The interaction with the LLM is done with an API call:

response = client.chat.completions.create(
    		model=state.selected_model,
    		messages=[
        			{"role": "system", "content": context},
        			{"role": "user", "content": prompt}
    		],
    		temperature=state.temperature
	)

The variable context contains the complete prompt engineering defined during the development process and the dynamically created prompt engineering, such as the automatically retrieved schema metadata. The prompt variable holds your natural language question, which needs to be translated into an SQL statement. We will search for similar natural text questions that have previously been successfully translated into an SQL statement to enhance the prompt further. We use a vector database that efficiently searches for similar formulated textual questions. SQL statements executed without errors are considered syntactically correct and stored in a Vector Database for future reference, together with the textual question. As an option, you can enforce the criteria for a „good“ SQL statement and store only those SQL statements in the Vector Database that return results, thus excluding SQL statements with empty result sets.

The following screenshot shows a prototype for a development bench for translating natural language queries into SQL statements. The development bench has been created as proof of concept and is not a finished nor an available product. It allows an interactive way to define the missing system prompts for your translation process for different database schemas and Large Language Models. It has been created with the „Taipy“ framework (https://taipy.io), which supports an easy way to build Python data-driven applications.

One of the most interesting discoveries was the variation in the quality of the created SQL statements depending on the Language Model we used. Some LLMs can be better instructed with user-defined system prompts than others. Experimenting with different models is beneficial. In our testing, a more generic instruct LLM outperformed an instruct LLM dedicated to SQL tasks concerning syntactically correct SQL statements.

Another challenge is determining and instructing the model on when to use GROUP BY and other aggregations. In our testing, this proved to be a more common error cause which we will continue to explore!

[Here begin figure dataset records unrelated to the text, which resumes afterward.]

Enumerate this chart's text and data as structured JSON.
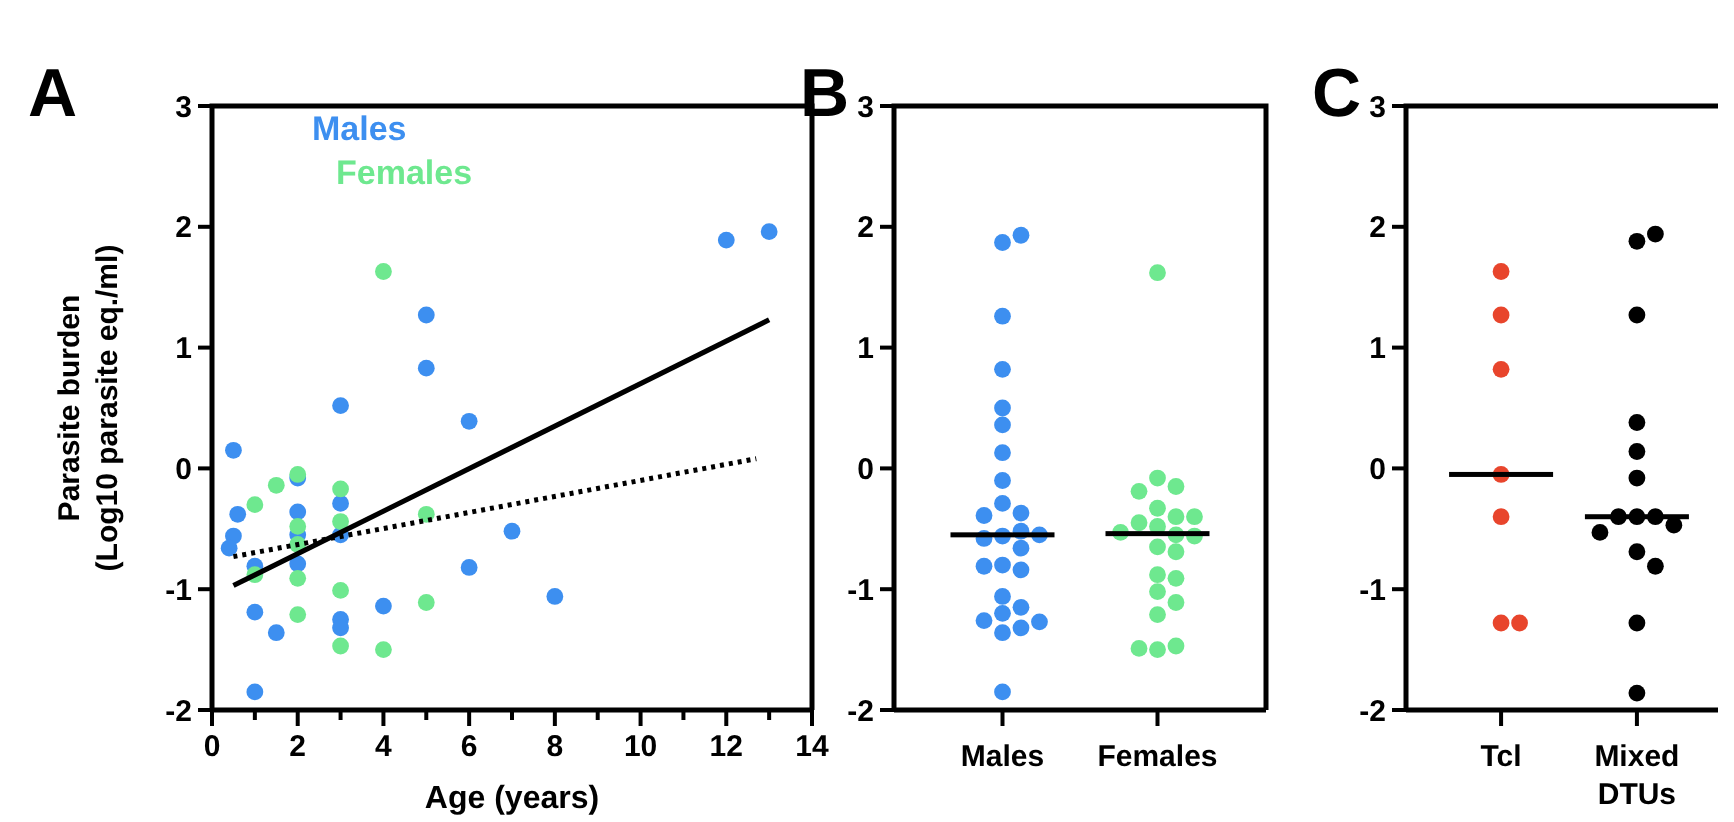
{
  "chart_data": [
    {
      "type": "scatter",
      "title": "A",
      "xlabel": "Age (years)",
      "ylabel": "Parasite burden\n(Log10 parasite eq./ml)",
      "xlim": [
        0,
        14
      ],
      "ylim": [
        -2,
        3
      ],
      "xticks": [
        0,
        {
          "value": 1,
          "label": null
        },
        2,
        {
          "value": 3,
          "label": null
        },
        4,
        {
          "value": 5,
          "label": null
        },
        6,
        {
          "value": 7,
          "label": null
        },
        8,
        {
          "value": 9,
          "label": null
        },
        10,
        {
          "value": 11,
          "label": null
        },
        12,
        {
          "value": 13,
          "label": null
        },
        14
      ],
      "yticks": [
        -2,
        -1,
        0,
        1,
        2,
        3
      ],
      "legend": "top left",
      "marker": "circle",
      "series": [
        {
          "name": "Males",
          "color": "#3d8ff0",
          "x": [
            0.5,
            0.6,
            0.5,
            0.4,
            1,
            1,
            1.5,
            1,
            2,
            2,
            2,
            2,
            3,
            3,
            3,
            3,
            3,
            4,
            5,
            5,
            6,
            6,
            7,
            8,
            12,
            13
          ],
          "values": [
            0.15,
            -0.38,
            -0.56,
            -0.66,
            -0.81,
            -1.19,
            -1.36,
            -1.85,
            -0.08,
            -0.36,
            -0.55,
            -0.79,
            0.52,
            -0.29,
            -0.55,
            -1.25,
            -1.32,
            -1.14,
            1.27,
            0.83,
            0.39,
            -0.82,
            -0.52,
            -1.06,
            1.89,
            1.96
          ]
        },
        {
          "name": "Females",
          "color": "#6ee88f",
          "x": [
            1,
            1.5,
            1,
            2,
            2,
            2,
            2,
            2,
            3,
            3,
            3,
            3,
            4,
            4,
            5,
            5
          ],
          "values": [
            -0.3,
            -0.14,
            -0.88,
            -0.05,
            -0.48,
            -0.63,
            -0.91,
            -1.21,
            -0.17,
            -0.44,
            -1.01,
            -1.47,
            1.63,
            -1.5,
            -0.38,
            -1.11
          ]
        },
        {
          "type": "line",
          "color": "#000000",
          "line_style": "solid",
          "marker": "none",
          "x": [
            0.5,
            13
          ],
          "values": [
            -0.97,
            1.23
          ]
        },
        {
          "type": "line",
          "color": "#000000",
          "line_style": "dotted",
          "marker": "none",
          "x": [
            0.5,
            12.7
          ],
          "values": [
            -0.73,
            0.08
          ]
        }
      ]
    },
    {
      "type": "scatter",
      "title": "B",
      "categories": [
        "Males",
        "Females"
      ],
      "ylim": [
        -2,
        3
      ],
      "yticks": [
        -2,
        -1,
        0,
        1,
        2,
        3
      ],
      "marker": "circle",
      "series": [
        {
          "color": "#3d8ff0",
          "x": [
            "Males",
            "Males",
            "Males",
            "Males",
            "Males",
            "Males",
            "Males",
            "Males",
            "Males",
            "Males",
            "Males",
            "Males",
            "Males",
            "Males",
            "Males",
            "Males",
            "Males",
            "Males",
            "Males",
            "Males",
            "Males",
            "Males",
            "Males",
            "Males",
            "Males",
            "Males",
            "Males"
          ],
          "values": [
            1.87,
            1.93,
            1.26,
            0.82,
            0.5,
            0.36,
            0.13,
            -0.1,
            -0.29,
            -0.37,
            -0.39,
            -0.56,
            -0.52,
            -0.58,
            -0.55,
            -0.66,
            -0.8,
            -0.84,
            -0.81,
            -1.06,
            -1.15,
            -1.2,
            -1.26,
            -1.32,
            -1.36,
            -1.27,
            -1.85
          ]
        },
        {
          "color": "#6ee88f",
          "x": [
            "Females",
            "Females",
            "Females",
            "Females",
            "Females",
            "Females",
            "Females",
            "Females",
            "Females",
            "Females",
            "Females",
            "Females",
            "Females",
            "Females",
            "Females",
            "Females",
            "Females",
            "Females",
            "Females",
            "Females",
            "Females",
            "Females"
          ],
          "values": [
            1.62,
            -0.08,
            -0.15,
            -0.19,
            -0.33,
            -0.4,
            -0.45,
            -0.4,
            -0.48,
            -0.55,
            -0.53,
            -0.56,
            -0.65,
            -0.69,
            -0.88,
            -0.91,
            -1.02,
            -1.11,
            -1.21,
            -1.5,
            -1.47,
            -1.49
          ]
        },
        {
          "type": "box",
          "color": "#000000",
          "boxes": [
            {
              "low": -0.55,
              "q1": -0.55,
              "median": -0.55,
              "q3": -0.55,
              "high": -0.55
            },
            {
              "low": -0.54,
              "q1": -0.54,
              "median": -0.54,
              "q3": -0.54,
              "high": -0.54
            }
          ]
        }
      ]
    },
    {
      "type": "scatter",
      "title": "C",
      "categories": [
        "Tcl",
        "Mixed\nDTUs"
      ],
      "ylim": [
        -2,
        3
      ],
      "yticks": [
        -2,
        -1,
        0,
        1,
        2,
        3
      ],
      "marker": "circle",
      "series": [
        {
          "color": "#e8452c",
          "x": [
            "Tcl",
            "Tcl",
            "Tcl",
            "Tcl",
            "Tcl",
            "Tcl",
            "Tcl"
          ],
          "values": [
            1.63,
            1.27,
            0.82,
            -0.05,
            -0.4,
            -1.28,
            -1.28
          ]
        },
        {
          "color": "#000000",
          "x": [
            "Mixed\nDTUs",
            "Mixed\nDTUs",
            "Mixed\nDTUs",
            "Mixed\nDTUs",
            "Mixed\nDTUs",
            "Mixed\nDTUs",
            "Mixed\nDTUs",
            "Mixed\nDTUs",
            "Mixed\nDTUs",
            "Mixed\nDTUs",
            "Mixed\nDTUs",
            "Mixed\nDTUs",
            "Mixed\nDTUs",
            "Mixed\nDTUs",
            "Mixed\nDTUs"
          ],
          "values": [
            1.88,
            1.94,
            1.27,
            0.38,
            0.14,
            -0.08,
            -0.4,
            -0.4,
            -0.4,
            -0.47,
            -0.53,
            -0.69,
            -0.81,
            -1.28,
            -1.86
          ]
        },
        {
          "type": "box",
          "color": "#000000",
          "boxes": [
            {
              "low": -0.05,
              "q1": -0.05,
              "median": -0.05,
              "q3": -0.05,
              "high": -0.05
            },
            {
              "low": -0.4,
              "q1": -0.4,
              "median": -0.4,
              "q3": -0.4,
              "high": -0.4
            }
          ]
        }
      ]
    }
  ]
}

Individual prompt engineering is key to a successful translation process. It must be done for every different Large Language Model you are testing.

The overall success rate for creating syntactically correct SQL statements is quite high but does not reach 100 percent.

Overall, the results are pretty promising, showing that translation to SQL can be achieved without complex agents. In fact – creating the user interface proved to require more code that the SQL translation itself.

What’s Next for Text to SQL

Can we further enhance the SQL generation process? One way to improve the quality of SQL generation is by utilizing a semantic layer. This is particularly beneficial when the resulting query layer is flat, as this eliminates the need for joins that are inherently hidden under the hood and are not the end user’s concern.

Secondly, you can use the so-called Retrieval Augmented Generation (RAG) process to enhance the quality further. With this approach, documents or links to web pages are uploaded to the server or added to the prompt and utilized by the LLM to transform text into SQL statements. We are excited to continue refining and improving this solution – and we look forward to learning from you, our users – what would you like to see next?